Tomescu Dana, Vişan Anca, Popescu I, Tulbure D
Centrul ATI, Institutul Clinic Fundeni, Bucureşti, România.
Chirurgia (Bucur). 2008 Sep-Oct;103(5):577-82.
We report the case of a 56 years old male patient, smoker, obese, with untreated arterial hypertension, hospitalized on 16.02.07 with the diagnosis of inferior acute myocardial infarction, for which he received thrombolysis with streptokinase, followed by anticoagulation with non fractioned heparin. Two days later he started to complain of acute abdominal pain, and laboratory findings showed a low hemoglobin level. Imaging findings (ultrasonography and CT scan) showed evidence of subcapsular liver haematoma, caused by bleeding at hepatic and splenic level. He received red blood packed cells, fresh frozen plasma, cryoprecipitate, activated factor VII and was transferred by helicopter to Fundeni Clinical Institute--Intensive care unit (ICU). On admission, the patient was conscious, anxious, dyspneic, with mild hypoxia, with no signs of low cardiac output and with a painful abdomen. ECG, echocardiography and elevated myocardial necrosis enzymes confirmed myocardial infarction. Shortly after admission there was a worsening of his clinical condition, with a decrease in hemoglobin level despite red blood packed cells administration (Hb=7.8 g/dl) and thrombocytopenia (82000/mmc), with normal coagulation tests, thus suggesting active intraabdominal bleeding. Echography and CT scan confirmed bleeding. Emergency surgery was performed, showing massive haemoperitoneum (approx 4.5 L of blood), due to spontaneous rupture of a subcapsular hematoma in the liver. The surgical hemostasis was performed on the liver parenchyma laceration. Duration of surgery was 4 hours. There were no significant cardiac events during surgery (no signs of ischemia on ECG, no ST elevation), despite the need for inotropic agent. After surgery, the patient was referred to the ICU, intubated and ventilated, with inotropic support - dobutamine. Sequential ECG's, enzymatic trend and echocardiographies were performed to monitor myocardial ischemia. The outcome was favourable, no further bleeding and no postoperative myocardial infarction occurred. Secondary prevention was started early (thromboprophylaxis, selective beta-blocker, angiotensin inhibitors and statins). The patient had a favorable outcome and was discharged from the ICU the fourth day after surgery. He had a total length of stay in hospital of seven days, with a follow-up in the cardiology department.
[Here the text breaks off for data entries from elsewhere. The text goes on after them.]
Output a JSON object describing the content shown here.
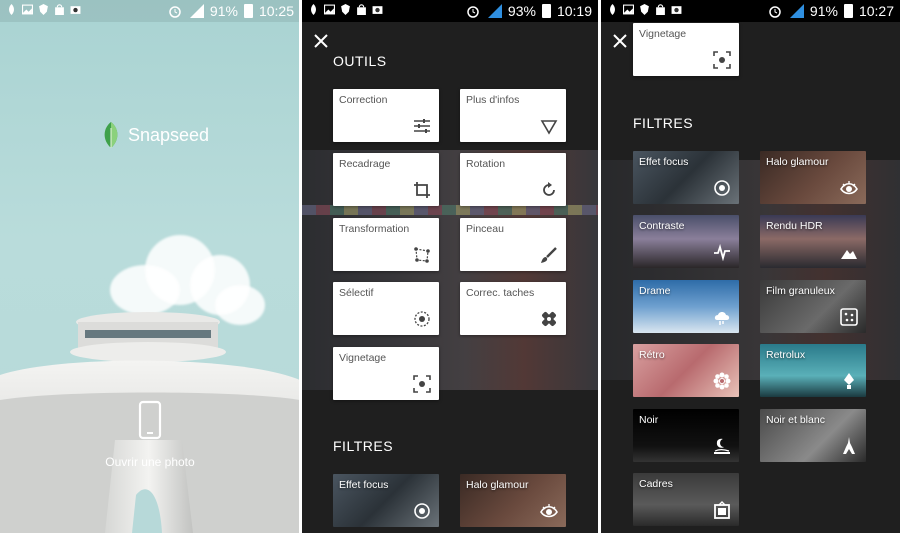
{
  "screens": [
    {
      "status": {
        "battery": "91%",
        "time": "10:25"
      },
      "brand": "Snapseed",
      "open_photo_label": "Ouvrir une photo"
    },
    {
      "status": {
        "battery": "93%",
        "time": "10:19"
      },
      "tools_title": "OUTILS",
      "tools": [
        {
          "label": "Correction",
          "icon": "sliders-icon"
        },
        {
          "label": "Plus d'infos",
          "icon": "triangle-down-icon"
        },
        {
          "label": "Recadrage",
          "icon": "crop-icon"
        },
        {
          "label": "Rotation",
          "icon": "rotate-icon"
        },
        {
          "label": "Transformation",
          "icon": "perspective-icon"
        },
        {
          "label": "Pinceau",
          "icon": "brush-icon"
        },
        {
          "label": "Sélectif",
          "icon": "selective-icon"
        },
        {
          "label": "Correc. taches",
          "icon": "bandage-icon"
        },
        {
          "label": "Vignetage",
          "icon": "vignette-icon"
        }
      ],
      "filters_title": "FILTRES",
      "filters": [
        {
          "label": "Effet focus",
          "icon": "focus-icon"
        },
        {
          "label": "Halo glamour",
          "icon": "eye-icon"
        }
      ]
    },
    {
      "status": {
        "battery": "91%",
        "time": "10:27"
      },
      "tools_partial": {
        "label": "Vignetage",
        "icon": "vignette-icon"
      },
      "filters_title": "FILTRES",
      "filters": [
        {
          "label": "Effet focus",
          "icon": "focus-icon"
        },
        {
          "label": "Halo glamour",
          "icon": "eye-icon"
        },
        {
          "label": "Contraste",
          "icon": "pulse-icon"
        },
        {
          "label": "Rendu HDR",
          "icon": "mountains-icon"
        },
        {
          "label": "Drame",
          "icon": "storm-cloud-icon"
        },
        {
          "label": "Film granuleux",
          "icon": "grain-icon"
        },
        {
          "label": "Rétro",
          "icon": "flower-icon"
        },
        {
          "label": "Retrolux",
          "icon": "retrolux-icon"
        },
        {
          "label": "Noir",
          "icon": "moon-icon"
        },
        {
          "label": "Noir et blanc",
          "icon": "eiffel-icon"
        },
        {
          "label": "Cadres",
          "icon": "frame-icon"
        }
      ]
    }
  ],
  "colors": {
    "sky": "#a9d3d2",
    "dark_bg": "#1f1f1f",
    "card": "#ffffff",
    "brand_green": "#3fa14a"
  }
}
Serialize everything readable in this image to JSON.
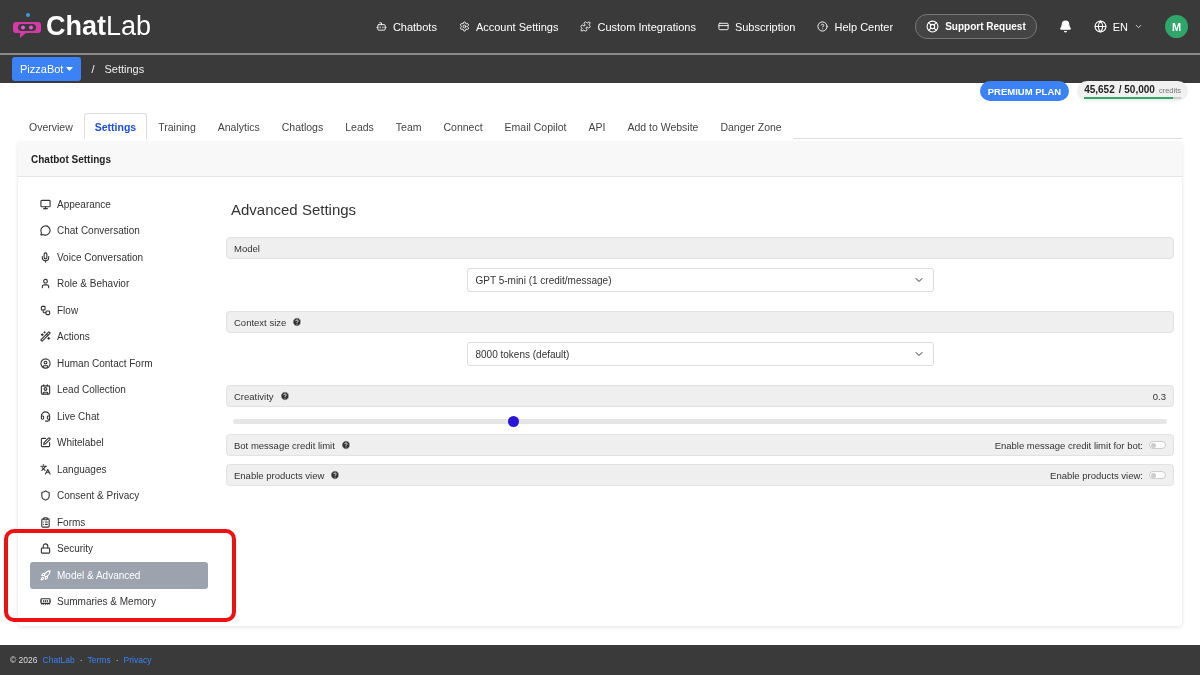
{
  "brand": {
    "name_bold": "Chat",
    "name_light": "Lab"
  },
  "nav": [
    {
      "label": "Chatbots"
    },
    {
      "label": "Account Settings"
    },
    {
      "label": "Custom Integrations"
    },
    {
      "label": "Subscription"
    },
    {
      "label": "Help Center"
    }
  ],
  "support_button": "Support Request",
  "language": "EN",
  "avatar": "M",
  "breadcrumb": {
    "bot": "PizzaBot",
    "separator": "/",
    "page": "Settings"
  },
  "plan": {
    "label": "PREMIUM PLAN",
    "used": "45,652",
    "total": "/ 50,000",
    "unit": "credits",
    "level": 0.913
  },
  "tabs": [
    {
      "label": "Overview",
      "selected": false
    },
    {
      "label": "Settings",
      "selected": true
    },
    {
      "label": "Training",
      "selected": false
    },
    {
      "label": "Analytics",
      "selected": false
    },
    {
      "label": "Chatlogs",
      "selected": false
    },
    {
      "label": "Leads",
      "selected": false
    },
    {
      "label": "Team",
      "selected": false
    },
    {
      "label": "Connect",
      "selected": false
    },
    {
      "label": "Email Copilot",
      "selected": false
    },
    {
      "label": "API",
      "selected": false
    },
    {
      "label": "Add to Website",
      "selected": false
    },
    {
      "label": "Danger Zone",
      "selected": false
    }
  ],
  "card_title": "Chatbot Settings",
  "sidebar": {
    "items": [
      {
        "label": "Appearance",
        "selected": false,
        "highlighted": false
      },
      {
        "label": "Chat Conversation",
        "selected": false,
        "highlighted": false
      },
      {
        "label": "Voice Conversation",
        "selected": false,
        "highlighted": false
      },
      {
        "label": "Role & Behavior",
        "selected": false,
        "highlighted": false
      },
      {
        "label": "Flow",
        "selected": false,
        "highlighted": false
      },
      {
        "label": "Actions",
        "selected": false,
        "highlighted": false
      },
      {
        "label": "Human Contact Form",
        "selected": false,
        "highlighted": false
      },
      {
        "label": "Lead Collection",
        "selected": false,
        "highlighted": false
      },
      {
        "label": "Live Chat",
        "selected": false,
        "highlighted": false
      },
      {
        "label": "Whitelabel",
        "selected": false,
        "highlighted": false
      },
      {
        "label": "Languages",
        "selected": false,
        "highlighted": false
      },
      {
        "label": "Consent & Privacy",
        "selected": false,
        "highlighted": false
      },
      {
        "label": "Forms",
        "selected": false,
        "highlighted": false
      },
      {
        "label": "Security",
        "selected": false,
        "highlighted": true
      },
      {
        "label": "Model & Advanced",
        "selected": true,
        "highlighted": true
      },
      {
        "label": "Summaries & Memory",
        "selected": false,
        "highlighted": true
      }
    ]
  },
  "heading": "Advanced Settings",
  "sections": [
    {
      "kind": "select",
      "label": "Model",
      "help": false,
      "value": "GPT 5-mini (1 credit/message)"
    },
    {
      "kind": "select",
      "label": "Context size",
      "help": true,
      "value": "8000 tokens (default)"
    },
    {
      "kind": "slider",
      "label": "Creativity",
      "help": true,
      "reading": "0.3",
      "level": 0.3
    },
    {
      "kind": "toggle",
      "label": "Bot message credit limit",
      "help": true,
      "toggle_label": "Enable message credit limit for bot:",
      "on": false
    },
    {
      "kind": "toggle",
      "label": "Enable products view",
      "help": true,
      "toggle_label": "Enable products view:",
      "on": false
    }
  ],
  "footer": {
    "copyright": "© 2026",
    "brand": "ChatLab",
    "dot": "·",
    "links": [
      "Terms",
      "Privacy"
    ]
  }
}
我们报告一例56岁男性患者,有吸烟史、肥胖,患有未经治疗的动脉高血压。该患者于2007年2月16日因下壁急性心肌梗死入院,接受了链激酶溶栓治疗,随后使用普通肝素进行抗凝。两天后,他开始诉说急性腹痛,实验室检查发现血红蛋白水平较低。影像学检查结果(超声和CT扫描)显示存在肝包膜下血肿,是由肝脏和脾脏部位出血所致。他接受了红细胞悬液、新鲜冰冻血浆、冷沉淀、活化凝血因子VII治疗,并通过直升机转至Fundeni临床研究所重症监护病房(ICU)。入院时,患者意识清醒、焦虑、呼吸困难,有轻度缺氧,无低心排血量迹象,腹部疼痛。心电图、超声心动图及心肌坏死酶升高证实了心肌梗死。入院后不久,其临床状况恶化,尽管输注了红细胞悬液,但血红蛋白水平仍下降(Hb = 7.8 g/dl),且出现血小板减少(82000/mmc),凝血试验正常,提示腹腔内有活动性出血。超声和CT扫描证实了出血。进行了急诊手术,发现大量腹腔积血(约4.5升),系肝脏包膜下血肿自发破裂所致。对肝实质裂伤进行了手术止血。手术持续时间为4小时。尽管需要使用血管活性药物,但手术期间未发生重大心脏事件(心电图无缺血迹象,无ST段抬高)。术后,患者被转入ICU,进行气管插管和机械通气,并给予血管活性药物支持——多巴酚丁胺。连续进行心电图、酶学动态监测及超声心动图检查以监测心肌缺血情况。结果良好,未再出血,也未发生术后心肌梗死。早期开始了二级预防(血栓预防、选择性β受体阻滞剂、血管紧张素抑制剂及他汀类药物)。患者预后良好,术后第四天从ICU出院。他总共住院七天,之后在心脏病科进行随访。